What does 2017 hold for cyber?

2016 was a busy year for cyber, with attacks ranging from Yahoo! to the US Democratic National Committee and the rise of ransomware, as well as The Shadow Brokers’ theft and auctioning of hacking tools. Closer to home we saw the largest fine ever imposed by the Information Commissioner (TalkTalk) and growing concern about what fines might look like once GDPR comes into effect in early 2018. 

I expect to see some differences in the 2017 threat landscape. The increased use of and reliance on web, mobile apps and social media to engage with customers and prospects along with the continued proliferation of IoT devices offer ever more opportunities for threat actors. Here are some of the trends RiskIQ thinks security professionals should watch out for. 

Phishing  

As zero-days and host exploits get harder to pull off, threat actors are reverting to forms of attack that are unsophisticated, but that have proven to be highly effective. Phishing is rising in popularity again and traditional email and web phishing, spear phishing, and whaling (Business Email Compromise or BEC) share many of the same simple root causes: domain infringement and content, branding, and keyword impersonation.   

Phishers are also starting to conquer new ground. We’ve seen threat actors leverage fake mobile apps for some time. More recently we’ve seen phishers leverage social media, and in 2017 this trend will grow exponentially—especially with social networks adding online marketplaces (Facebook) and payment gateways.   

Internet of Things (IoT) 

To date we have seen threat actors exploiting IoT in DDoS attacks, like the one we saw targeting Dyn late in 2016. This attack crippled internet traffic across over half the continental U.S. and numerous other parts of the world. Many will predict that in 2017, IoT will be leveraged in more sophisticated attacks such as ransomware and data leaks, but for the most part, we'll continue to see the same kind of attacks we saw in 2016. 

Why? It’s true that IoT will continue to standardise operating systems around Android and Linux variants, eventually making it easier to write broad-scale attack/exploit code. But for now, IoT operating systems and embedded systems are still too fragmented.   

External Threats   

As endpoints get harder to compromise, adversaries such as nation-states, hacktivists, and cyber criminals will ramp up the number of external threats hurled against organisations. Therefore, most of the incidents that will lead to data breaches will come from external sources, especially in digital channels like social, mobile, email, and the cloud, where many digital assets are unknown (and thus unmanaged) by the organisations that are responsible for them. 

Third Party Components   

Threat actors are discovering that if you can’t beat ‘em, target a third-party component that’s part of their infrastructure. Now that Microsoft Windows and Office aren’t the easiest common denominator to exploit, threat actors will move towards other shared components and infrastructure that give them a “many-to-one” advantage, i.e., pieces that plug into many different organisations at the same time.   

For example, Content Management Systems (CMSs) like Wordpress are a big target. If a threat actor accesses one, they also access thousands of websites.
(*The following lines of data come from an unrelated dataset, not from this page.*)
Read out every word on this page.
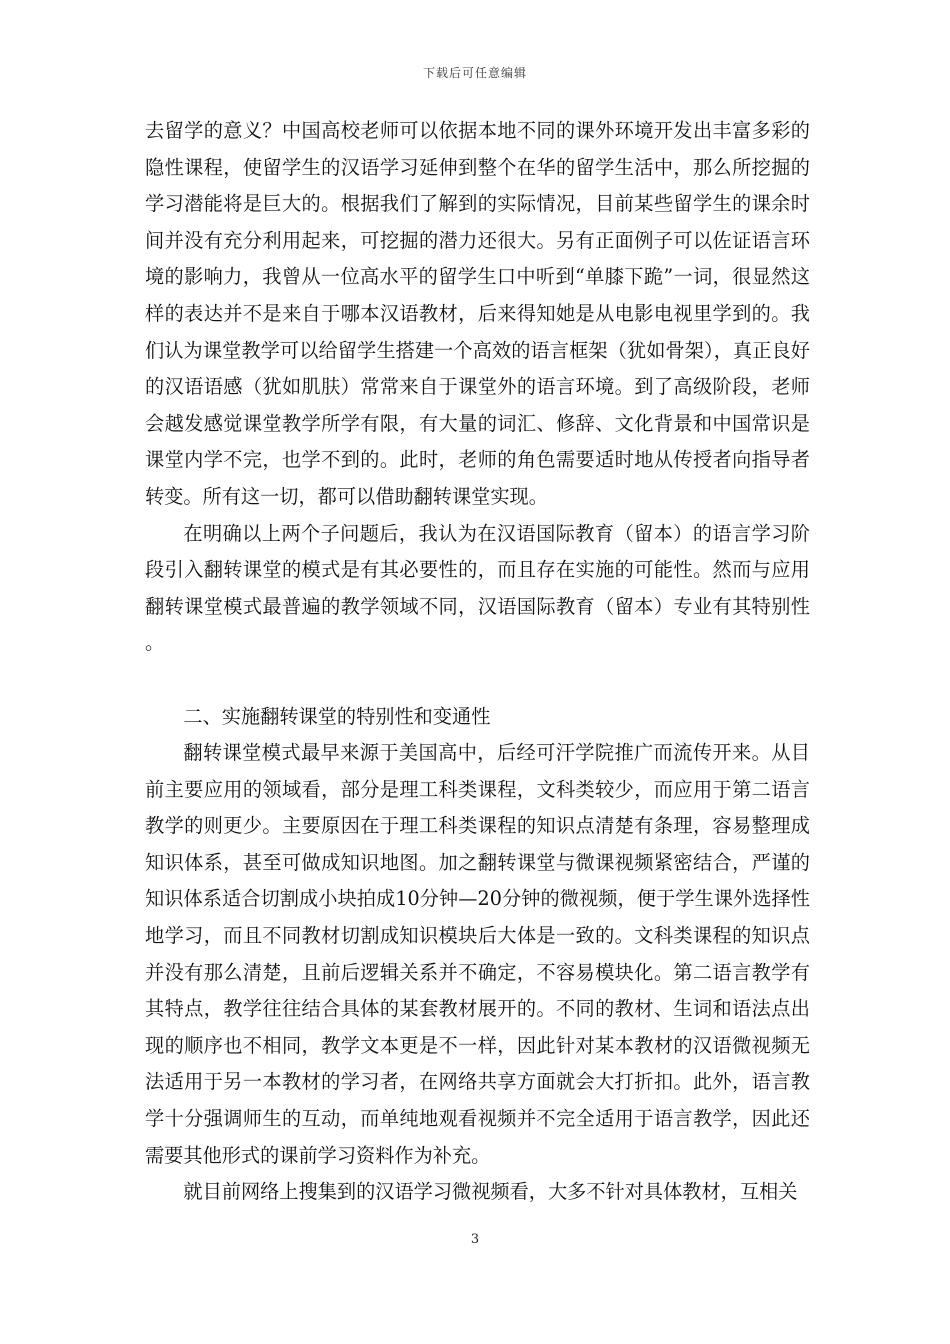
下载后可任意编辑

去留学的意义？中国高校老师可以依据本地不同的课外环境开发出丰富多彩的隐性课程，使留学生的汉语学习延伸到整个在华的留学生活中，那么所挖掘的学习潜能将是巨大的。根据我们了解到的实际情况，目前某些留学生的课余时间并没有充分利用起来，可挖掘的潜力还很大。另有正面例子可以佐证语言环境的影响力，我曾从一位高水平的留学生口中听到“单膝下跪”一词，很显然这样的表达并不是来自于哪本汉语教材，后来得知她是从电影电视里学到的。我们认为课堂教学可以给留学生搭建一个高效的语言框架（犹如骨架），真正良好的汉语语感（犹如肌肤）常常来自于课堂外的语言环境。到了高级阶段，老师会越发感觉课堂教学所学有限，有大量的词汇、修辞、文化背景和中国常识是课堂内学不完，也学不到的。此时，老师的角色需要适时地从传授者向指导者转变。所有这一切，都可以借助翻转课堂实现。

在明确以上两个子问题后，我认为在汉语国际教育（留本）的语言学习阶段引入翻转课堂的模式是有其必要性的，而且存在实施的可能性。然而与应用翻转课堂模式最普遍的教学领域不同，汉语国际教育（留本）专业有其特别性。

二、实施翻转课堂的特别性和变通性

翻转课堂模式最早来源于美国高中，后经可汗学院推广而流传开来。从目前主要应用的领域看，部分是理工科类课程，文科类较少，而应用于第二语言教学的则更少。主要原因在于理工科类课程的知识点清楚有条理，容易整理成知识体系，甚至可做成知识地图。加之翻转课堂与微课视频紧密结合，严谨的知识体系适合切割成小块拍成10分钟—20分钟的微视频，便于学生课外选择性地学习，而且不同教材切割成知识模块后大体是一致的。文科类课程的知识点并没有那么清楚，且前后逻辑关系并不确定，不容易模块化。第二语言教学有其特点，教学往往结合具体的某套教材展开的。不同的教材、生词和语法点出现的顺序也不相同，教学文本更是不一样，因此针对某本教材的汉语微视频无法适用于另一本教材的学习者，在网络共享方面就会大打折扣。此外，语言教学十分强调师生的互动，而单纯地观看视频并不完全适用于语言教学，因此还需要其他形式的课前学习资料作为补充。

就目前网络上搜集到的汉语学习微视频看，大多不针对具体教材，互相关

3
Additionally, if a marketing partner like Eloqua and Marketo are compromised, a threat actor gains access to data from thousands of customer campaigns as well as thousands of corporate websites that use plugins from these services. Widgets, beacons and commonly used third party libraries will continue to be a target. Compromising these also has the potential to compromise all websites that make use of them.   

More Stealthy Tactics   

Because modern vulnerability scanners don’t detect embedded attacks in progress, threat actors will get even sneakier. To avoid detection, they will launch attacks that rewrite the document object model (DOM) of page and make use of keyloggers that can record every keystroke made to log a file. That means when you're punching your credit card info into a compromised eCommerce site, it falls right into the hacker's hands.   

RiskIQ’s Threat Research Team has seen a new shopping cart exploitation that uses this very method.   

Attacks Will Happen Over Shorter Periods 

We are increasingly seeing phishing and malware campaigns where the set-up, execution and shut down happens within a day. The speed at which these attacks appear and vanish make them unsolvable by human analysts. That means companies need automation that can quickly and accurately detect these attacks, and push them into global blocking solutions in minutes.   

Web Scale Intelligence Will Help Level the Playing Field 

Threat actors are getting more sophisticated at hiding their tracks—they anonymise their infrastructure and are improving at detecting and hiding from security scanners and crawlers that identify attacks via websites and ads. To find them, Hunt teams will need to make use of increasingly sophisticated intelligence in the form of new combined internet datasets—such as linking together related hosts, third-party web components, and WHOIS information—that fingerprint and track these new threat actor tactics. Combining the intelligence of what is going on outside the firewall with indicators coming from within the corporate networks will give security teams the situational awareness they need to effectively respond to the evolving threats targeting their organisation.